Cimarex Energy has evidently realized the largest improvement in average well EUR as seen by the change in the slope of their creaming curve. After Cimarex started up about 500 wells, the curvature of their creaming curve increased significantly, suggesting that their new, more-recent wells realized higher well parameters on average than their previous standard. Devon Energy, despite having the lowest slope of the sample, realized a large change in the slope of their creaming curve suggesting significant improvements in performance.
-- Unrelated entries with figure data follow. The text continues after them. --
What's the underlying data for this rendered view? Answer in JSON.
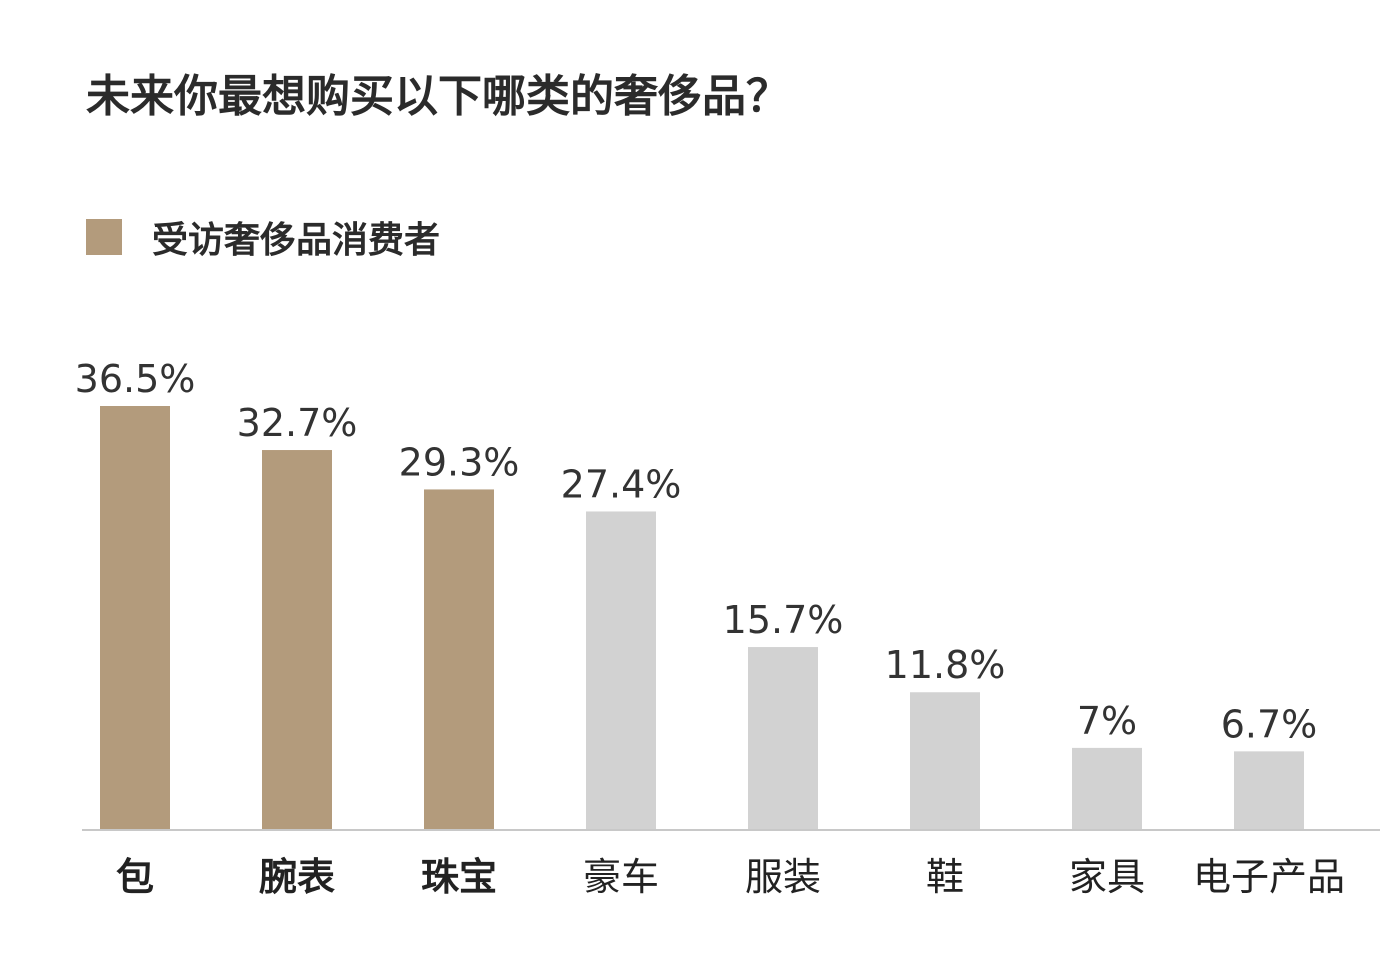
{
  "chart_data": {
    "type": "bar",
    "title": "未来你最想购买以下哪类的奢侈品？",
    "legend": {
      "entries": [
        "受访奢侈品消费者"
      ],
      "placement": "top-left"
    },
    "categories": [
      "包",
      "腕表",
      "珠宝",
      "豪车",
      "服装",
      "鞋",
      "家具",
      "电子产品"
    ],
    "series": [
      {
        "name": "受访奢侈品消费者",
        "values": [
          36.5,
          32.7,
          29.3,
          27.4,
          15.7,
          11.8,
          7,
          6.7
        ],
        "value_labels": [
          "36.5%",
          "32.7%",
          "29.3%",
          "27.4%",
          "15.7%",
          "11.8%",
          "7%",
          "6.7%"
        ]
      }
    ],
    "highlighted_count": 3,
    "ylim": [
      0,
      36.5
    ],
    "grid": false,
    "xlabel": "",
    "ylabel": ""
  },
  "colors": {
    "highlight": "#b39b7c",
    "muted": "#d2d2d2",
    "baseline": "#c8c8c8"
  }
}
The changes in the slopes for Devon and Cimarex Energy are highlighted in Figures 2 and 3 below: Devon Energy realized their first clear change in creaming curve slope after starting up 404 wells and again after starting up 538 wells. Similarly, Cimarex realized their first clear change in creaming curve slope after starting up 153 wells. They also realized a significant slope change for their most recent 106 wells.

There are many drivers for changes in well performance. Obviously, acreage, target formation, and completion design are a few. In Table 1 below, we show statistics of average well EUR and completion design for the sample periods where slope changes occurred for Devon Energy and Cimarex Energy. Not surprisingly, there is a clear relationship between a well’s EUR and the length of the horizontal laterals, as well as loading of volume and frac fluids used.  

From the sample period 01.10.2010-15.06.2012 (153 wells), to the sample period 14.04.2015-20.05.2017 (106 wells), Cimarex Energy’s average well EUR rose 343% while loadings of proppant and fracking fluid increased by 452% and 573%, respectively. Devon Energy, although at a lower rate, has also realized similar trends.

Since 2010, operators have experienced significant learning in Permian basin showed by increasing well performance. Among the most active operators in the basin, Cimarex Energy seems to be sitting at acreage, resources and technology enabling them to having unlocked the steepest development of well performance and fastest learning in the basin. As can be seen in Figure 4 below, it was particularly from 2014 going forward that operators starting realizing large increases in well performance. The figure shows the development of implied average well EUR per year for Cimarex, Devon and the remainder of top operators, rebased to 100 in 2010. The average of the remaining top operators is calculated using well count weighted average EUR’s.